Masih mengunyah, gw balas kata-katanya, “Bwawwel wlu ah, uwe ampheur mathieu gila.” Ga gitu jelas gw ngomong apa dengan mulut penuh. Intinya, dia mengerti.
“Ih, lapar nih gw.” Doi ngasih kode, mau minta gitu deh. tapi gw ga ada niat kasih jatah ke dia. Pura-pura ga dengar ah. Gw sendiri kurang segini.
“Alec mau?” Suara Elka bertanya. Yaaah, Ka. Ga usah di kasih dia mah! “Nih, gw ga abis. Makan aja.”
“Wahhaa.. serius?” Elka menjawab dengan anggukan kepala. “Uhuuy, makasih ye. Baik banget sih lu. Ga kaya si itu tuh.. yang berlaga budek.” Si kamprett, pake nyindir gw segala. Melirik-lirik pula. Bodo amat, gw terus aja mengunyah.
Elka tertawa kecil. “Gimana di Intel? asik-asik ga orangnya?” Tanyanya pada Alecto.
“Yah, gimana ya…” Alecto keliatan mikir sebentar. “Kebanyakan dari mereka terlalu serius sih.” Lanjutnya diikuti suapan pertama dari makanan pemberian Elka.
“Mungkin karena intel memegang peranan vital.” Sanggah Elka.
“Mungkin. Gw kangen kumpul bareng lu pada.” Pernyataan Alecto bikin sendok yang lagi gw arahkan ke mulut berhenti di tengah-tengah. Biarpun Alecto seringkali bikin gw kesal dan ngajak berantem, tapi harus diakui. Dialah satu-satunya orang yang dekat dengan gw selain Elka.

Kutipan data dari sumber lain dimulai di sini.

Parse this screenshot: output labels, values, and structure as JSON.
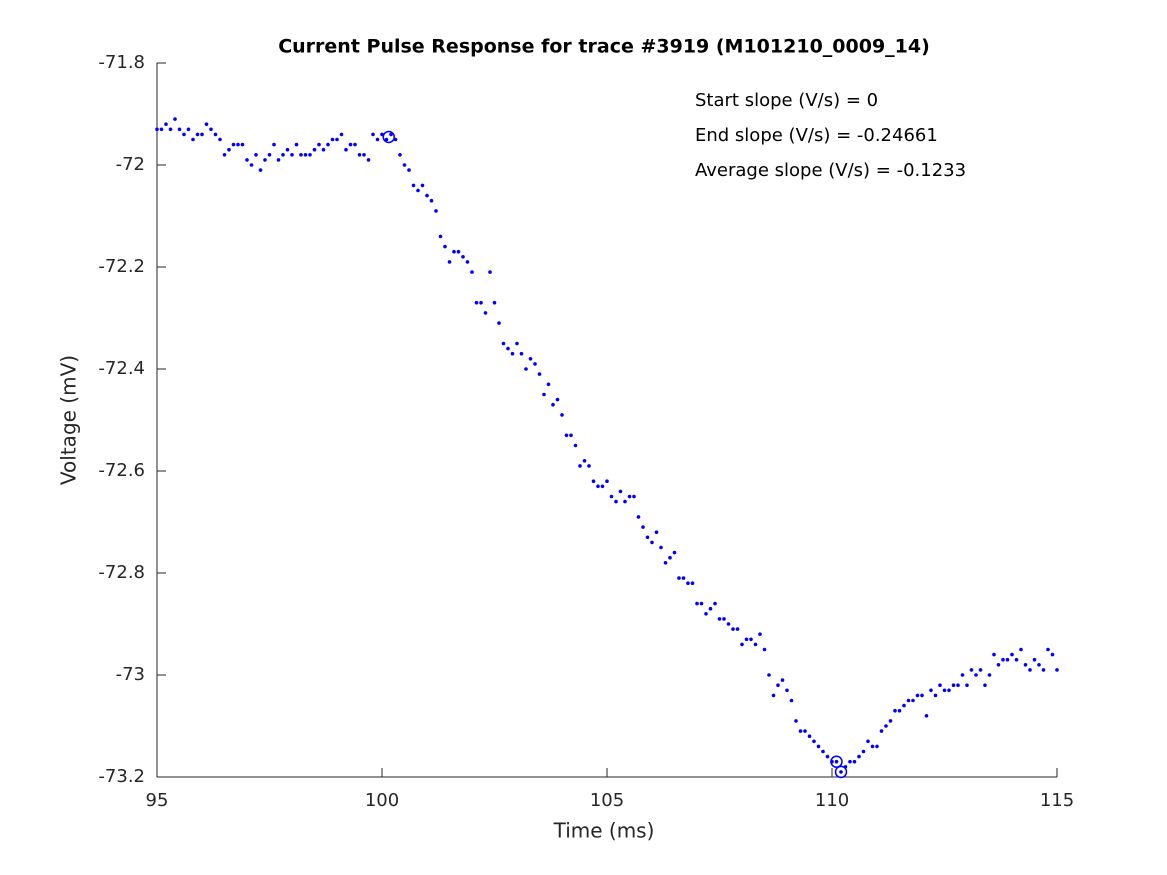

Dia ga peduli masa lalu gw, perlakukan gw sebagaimana layaknya Bellato normal. Dia ga takut akan embel-embel Grymnystre di belakang nama gw. “Yaiyalah, lu lembek begini, apa yang perlu ditakutkan?” Itulah yang dibilangnya pas awal-awal pertemanan kita.
Entah sadar atau enggak, ada sedikit perasaan kangen juga sih sama masa-masa akademi. Di mana kita biasa hunt bertiga, menyelesaikan misi bertiga, melakukan tindakan-tindakan absurd bertiga. Kebanyakan, gw dan dia sih… Elka biasa cuman numpang ngakak doang. Salah satunya melibatkan gw dan kencing Lunker.
Setelah lulus, kita mulai disibukkan kegiatan masing-masing. Bahkan, kita seringkali dapat panggilan tugas berbeda. Tapi biarpun begitu, kalo senggang sedikit, Elka sering nyamperin gw atau sebaliknya.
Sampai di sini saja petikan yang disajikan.